30 ноября – в «Дневник» заносится выдержка из доклада генерала Буле: «Некомплект на Восточном фронте составляет 340000 человек, то есть половину боевого состава пехоты».

2 декабря: «Наступление под Тулой развивается успешно. Наступающий фланг группы армий вследствие тяжелых боев медленно продвигается вперед. Общий вывод: сопротивление противника достигло своей кульминационной точки. В его распоряжении нет больше никаких новых сил».

И, наконец, 5 декабря: «Противник прорвал наш фронт в районе восточнее Калинина». Части Калининского фронта первыми из советских войск, оборонявших столицу, перешли в контрнаступление.

В декабре 1941 года и в январе 1942 года Гальдер изменяет своему обыкновению как бы не замечать успехи противника. Теперь их уже невозможно не заметить! 19 декабря: «Группа армий «Центр»: противник наступает на всем фронте». 25 декабря: «Очень тяжелый день… На фронте группы армий «Центр» этот день был одним из самых критических дней». 30 декабря: «Снова тяжелый день… Очень тяжелое положение создалось на фронте 9-й армии, где командование, как мне кажется, совершенно потеряло выдержку». 3 января 1942 года: «В ставке фюрера снова разыгралась драматическая сцена. Он высказал сомнение в мужестве и решительности генералов».

Так закончилась попытка «разбить Советскую Россию в ходе кратковременной кампании». Развязался роковой узелок противоречий, оптимистических планов и сомнений, восторгов от побед и разочарований. Завершилась сюжетная линия нашего знакомства с дневником Гальдера.

7.

Разгром под Москвой стал первым крупным поражением вермахта. Всегда ли мы точно оцениваем меру подвига, совершенного Советской Армией в октябре – декабре 1941 года? Вот лишь коротко об этом:

Одна из основополагающих военных истин гласит: наступающая сторона должна иметь значительное превосходство в силах, чтобы суметь преодолеть сопротивление обороны противника и развить успех.
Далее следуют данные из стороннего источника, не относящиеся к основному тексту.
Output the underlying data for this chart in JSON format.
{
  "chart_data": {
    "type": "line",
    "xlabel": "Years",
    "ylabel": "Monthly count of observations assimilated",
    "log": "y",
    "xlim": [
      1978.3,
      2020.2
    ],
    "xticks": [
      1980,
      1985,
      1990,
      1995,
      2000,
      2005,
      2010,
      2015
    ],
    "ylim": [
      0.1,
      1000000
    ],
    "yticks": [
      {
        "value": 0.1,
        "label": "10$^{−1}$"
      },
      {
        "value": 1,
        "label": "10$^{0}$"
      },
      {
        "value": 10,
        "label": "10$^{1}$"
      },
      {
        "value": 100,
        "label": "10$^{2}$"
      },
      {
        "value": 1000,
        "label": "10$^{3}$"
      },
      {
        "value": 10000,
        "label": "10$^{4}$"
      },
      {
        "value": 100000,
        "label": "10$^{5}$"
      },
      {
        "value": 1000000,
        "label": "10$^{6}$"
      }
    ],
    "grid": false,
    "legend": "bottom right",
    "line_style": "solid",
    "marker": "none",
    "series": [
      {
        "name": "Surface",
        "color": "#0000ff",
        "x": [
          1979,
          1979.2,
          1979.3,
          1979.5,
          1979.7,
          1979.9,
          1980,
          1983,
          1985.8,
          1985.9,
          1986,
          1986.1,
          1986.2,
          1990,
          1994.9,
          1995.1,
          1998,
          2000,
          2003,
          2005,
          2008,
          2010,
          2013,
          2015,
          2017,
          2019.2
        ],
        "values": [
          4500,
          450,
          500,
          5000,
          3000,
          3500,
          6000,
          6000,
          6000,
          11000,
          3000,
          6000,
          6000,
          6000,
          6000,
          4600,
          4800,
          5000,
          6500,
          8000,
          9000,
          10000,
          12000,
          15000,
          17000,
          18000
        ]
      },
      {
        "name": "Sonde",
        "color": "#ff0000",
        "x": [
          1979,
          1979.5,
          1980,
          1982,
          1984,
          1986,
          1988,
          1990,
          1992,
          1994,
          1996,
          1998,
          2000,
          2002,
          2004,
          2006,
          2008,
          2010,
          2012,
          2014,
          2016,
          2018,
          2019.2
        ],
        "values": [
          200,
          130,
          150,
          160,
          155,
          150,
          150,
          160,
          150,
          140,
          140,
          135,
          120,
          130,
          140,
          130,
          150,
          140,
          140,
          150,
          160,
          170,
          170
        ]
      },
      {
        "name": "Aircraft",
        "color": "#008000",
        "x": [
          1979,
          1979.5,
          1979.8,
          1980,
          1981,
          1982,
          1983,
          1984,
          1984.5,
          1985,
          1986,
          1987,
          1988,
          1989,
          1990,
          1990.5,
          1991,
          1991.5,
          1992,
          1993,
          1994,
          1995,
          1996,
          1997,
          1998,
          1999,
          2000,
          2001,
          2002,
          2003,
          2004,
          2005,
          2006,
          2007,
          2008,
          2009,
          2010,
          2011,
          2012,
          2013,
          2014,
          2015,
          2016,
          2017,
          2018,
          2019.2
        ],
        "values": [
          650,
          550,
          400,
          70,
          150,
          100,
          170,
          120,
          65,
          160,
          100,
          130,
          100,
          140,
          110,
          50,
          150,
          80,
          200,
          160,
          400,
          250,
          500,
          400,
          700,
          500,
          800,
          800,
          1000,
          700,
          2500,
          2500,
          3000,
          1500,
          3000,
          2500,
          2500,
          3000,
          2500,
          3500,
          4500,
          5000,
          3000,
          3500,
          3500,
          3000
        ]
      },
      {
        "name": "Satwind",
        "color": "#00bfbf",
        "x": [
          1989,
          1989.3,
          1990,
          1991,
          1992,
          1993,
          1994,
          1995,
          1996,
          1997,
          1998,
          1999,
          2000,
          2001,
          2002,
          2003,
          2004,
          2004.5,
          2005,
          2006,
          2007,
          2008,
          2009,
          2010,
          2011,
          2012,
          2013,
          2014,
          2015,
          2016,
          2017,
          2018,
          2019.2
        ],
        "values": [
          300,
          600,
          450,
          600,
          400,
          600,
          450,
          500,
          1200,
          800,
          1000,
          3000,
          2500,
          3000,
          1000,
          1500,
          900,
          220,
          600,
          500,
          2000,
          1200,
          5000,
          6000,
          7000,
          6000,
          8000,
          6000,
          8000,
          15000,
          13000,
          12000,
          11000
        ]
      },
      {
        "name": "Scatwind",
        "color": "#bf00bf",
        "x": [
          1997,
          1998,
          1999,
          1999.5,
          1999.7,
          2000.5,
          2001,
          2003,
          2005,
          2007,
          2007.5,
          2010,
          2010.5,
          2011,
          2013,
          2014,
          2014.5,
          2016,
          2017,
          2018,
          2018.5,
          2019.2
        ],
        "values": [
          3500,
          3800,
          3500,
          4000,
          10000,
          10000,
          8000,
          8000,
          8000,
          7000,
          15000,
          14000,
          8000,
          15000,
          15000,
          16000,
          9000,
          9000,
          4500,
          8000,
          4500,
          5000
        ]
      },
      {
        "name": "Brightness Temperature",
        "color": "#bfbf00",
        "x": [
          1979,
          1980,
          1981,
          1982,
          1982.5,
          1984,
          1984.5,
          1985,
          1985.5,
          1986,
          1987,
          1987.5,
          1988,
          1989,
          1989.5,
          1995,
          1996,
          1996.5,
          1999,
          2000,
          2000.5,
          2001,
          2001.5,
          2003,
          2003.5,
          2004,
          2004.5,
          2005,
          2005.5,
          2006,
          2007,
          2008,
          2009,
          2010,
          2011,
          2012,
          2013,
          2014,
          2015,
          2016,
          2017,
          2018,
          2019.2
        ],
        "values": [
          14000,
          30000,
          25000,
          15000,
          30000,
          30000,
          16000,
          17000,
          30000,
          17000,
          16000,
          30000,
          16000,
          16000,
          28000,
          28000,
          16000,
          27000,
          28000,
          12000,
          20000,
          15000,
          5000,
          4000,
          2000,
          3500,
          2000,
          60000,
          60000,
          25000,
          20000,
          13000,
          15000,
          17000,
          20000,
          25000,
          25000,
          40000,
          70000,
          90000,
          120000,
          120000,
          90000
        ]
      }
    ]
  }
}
Летом и осенью 1941 года вермахт пробивался на восток, в глубь России, имея гигантское превосходство в людях и технике.

В поход на Москву командование вермахта двинуло 38 процентов пехотных и 64 процента танковых и моторизованных соединений из общего количества войск на советско-германском фронте. Эти части понесли в боях тяжелые потери, но далеко еще не потеряли своей силы. 11 Советская Армия одержала победу под Москвой, численно уступая вермахту! Вот каким было соотношение сил в начале декабря. Немцы имели под Москвой 800 тысяч человек против 720 тысяч у нас (на 80 тысяч больше), 14000 орудий и минометов против 3985 у нас (на 6015 больше), 1000 танков против 720 у нас (на 280 больше). Лишь по авиации мы превосходили немцев почти вдвое.

К концу декабря 1941 года немецкие армии были отброшены от Москвы на запад на 100–250 километров. Пытаясь спасти положение, командование вермахта спешно перебрасывало на восток, нередко используя для этого авиацию, свежие части с запада. Однако потери вермахта росли, и к концу декабря они составляли свыше 120 тысяч человек, около 4 тысяч орудий и минометов, 1300 танков.

11 декабря, когда шла первая еще неделя советского контрнаступления, в речи перед рейхстагом, продолжая дудеть в старую пропагандистскую дудку, Гитлер заявил: «Сегодня я стою во главе сильнейшей армии мира, могущественнейшей авиации и гордого флота…» А 20 декабря Гальдер записывает в «Дневник» – вернемся к нему в последний раз – очередное высказывание фюрера: «Противник не располагает превосходством в силах: это приказ!» Послевоенный немецкий издатель «Дневника» сделал к этой записи красноречивое примечание: «Войскам нужно было в приказном порядке внушать чувство превосходства». Это «сильнейшей»-то армии мира?

Разгром немцев под Москвой стал началом коренного поворота в ходе войны. Он стал как бы прелюдией, дальней предысторией Сталинграда и нашей победы в мае 1945 года.

Успехи советских войск на всем фронте зимой 1941–1942 годов определили дальнейшее развитие событий. К весне 1942 года вермахт сумел, хотя и не полностью, залечить полученные раны. Но теперь ему противостояла армия, закалившаяся в боях, выросшая численно и вооруженная современной техникой. И гитлеровские генералы уже не могли, как в начале войны, двинуть войска вперед сразу по всем стратегическим направлениям в поисках решительной и быстрой победы. Они выбрали для наступления южный фланг – и это решение привело их в Сталинград.

1 Ф. Гальдер. Военный дневник. Ежедневные записи начальника генерального штаба сухопутных войск, 1939–1942. т. 3. – М. : Воениздат, 1971.